En primer lugar, debemos
tener bien claro, y siempre presente que aprender la Lengua de Señas
Uruguaya significa aprender UNA NUEVA LENGUA.
Ha asistido Ud. en los últimos
años a algún curso de Inglés, Francés,
o cualquier otro idioma extranjero?
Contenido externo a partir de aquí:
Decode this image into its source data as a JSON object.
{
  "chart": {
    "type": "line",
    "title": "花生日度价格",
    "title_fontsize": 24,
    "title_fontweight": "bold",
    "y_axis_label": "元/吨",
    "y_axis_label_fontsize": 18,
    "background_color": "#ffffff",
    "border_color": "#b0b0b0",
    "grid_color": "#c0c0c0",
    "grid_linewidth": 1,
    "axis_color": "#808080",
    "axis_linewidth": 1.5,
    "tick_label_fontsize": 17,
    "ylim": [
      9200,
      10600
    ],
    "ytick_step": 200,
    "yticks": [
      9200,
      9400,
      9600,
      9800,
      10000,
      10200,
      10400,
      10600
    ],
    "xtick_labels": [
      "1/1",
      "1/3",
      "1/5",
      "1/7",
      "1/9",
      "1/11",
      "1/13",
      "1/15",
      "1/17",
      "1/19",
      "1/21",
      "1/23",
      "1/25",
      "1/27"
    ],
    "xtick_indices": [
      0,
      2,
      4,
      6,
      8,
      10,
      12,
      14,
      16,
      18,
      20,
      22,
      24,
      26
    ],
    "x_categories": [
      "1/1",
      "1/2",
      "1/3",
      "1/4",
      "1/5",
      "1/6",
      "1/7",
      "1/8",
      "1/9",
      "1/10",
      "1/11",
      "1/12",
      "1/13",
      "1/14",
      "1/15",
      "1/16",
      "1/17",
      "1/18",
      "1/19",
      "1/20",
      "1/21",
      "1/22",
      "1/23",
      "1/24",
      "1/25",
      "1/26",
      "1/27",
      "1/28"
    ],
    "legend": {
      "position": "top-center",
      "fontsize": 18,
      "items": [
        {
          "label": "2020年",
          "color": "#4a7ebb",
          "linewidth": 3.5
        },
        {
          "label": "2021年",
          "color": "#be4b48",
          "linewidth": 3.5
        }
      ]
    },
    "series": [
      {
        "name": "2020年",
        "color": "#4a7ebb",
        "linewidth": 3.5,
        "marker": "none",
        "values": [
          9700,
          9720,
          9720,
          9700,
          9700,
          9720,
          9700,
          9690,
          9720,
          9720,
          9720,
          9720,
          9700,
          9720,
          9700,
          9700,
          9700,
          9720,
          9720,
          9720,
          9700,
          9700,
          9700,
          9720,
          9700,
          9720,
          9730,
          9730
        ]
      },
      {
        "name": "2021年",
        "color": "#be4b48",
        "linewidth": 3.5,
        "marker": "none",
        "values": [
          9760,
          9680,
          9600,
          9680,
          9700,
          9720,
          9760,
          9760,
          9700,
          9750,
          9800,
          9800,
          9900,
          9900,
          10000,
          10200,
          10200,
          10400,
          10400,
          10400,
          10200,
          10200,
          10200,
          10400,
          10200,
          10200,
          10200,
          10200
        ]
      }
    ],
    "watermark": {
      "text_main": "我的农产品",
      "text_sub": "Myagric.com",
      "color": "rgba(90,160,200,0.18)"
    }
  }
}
Qué supuso para Ud. ese
aprendizaje?
Seguramente recordará
que requiere tiempo, dedicación y fundamentalmente contacto
periódico con los usuarios de esa nueva Lengua que Ud.
está aprendiendo.
Con la Lengua de Señas
sucede exactamente lo mismo:
Es una LENGUA, en toda
la amplitud de su definición.
Es COMPLETA, pues con
ella podemos decir todo lo que queremos.
Es VIVA, pues evoluciona
y se enriquece con la Comunidad Sorda.
Es DIFÍCIL, porque
no es mímica ni necesariamente icónica.
Existe una diferencia respecto
a otras lenguas extranjeras:
La
nueva Lengua que Ud. quiere aprender es una lengua VISUAL - GESTUAL,
a diferencia de las demás lenguas que Ud. ha conocido y utilizado
hasta ahora, que son AUDITIVO - ORALES.
Esta particularidad tiene sus
implicaciones:
La atención auditiva que se presta habitualmente
para captar la pronunciación de una Lengua, ahora deberá
ser ATENCION VISUAL
La memoria auditiva que igualmente se pone en juego,
será MEMORIA VISUAL
Todos los problemas de pronunciación, entonación
y acentuación, serán ahora aspectos de EXPRESIÓN
FACIAL Y CORPORAL Y DE AGILIDAD MANUAL.
Y requiere, además de
un buen conocimiento de la Comunidad Sorda, sus particularidades
reflejadas en una Cultura propia, y las experiencias de vida que
lleva consigo pertenecer a una comunidad lingüistica minoritaria.
Aprender la Lengua de Señas
es un desafío. Muchas personas lo han asumido en éstos
últimos años y lograron el éxito: un éxito
desde el ángulo de la superación personal, pero también
un éxito de solidaridad, de participación e integración.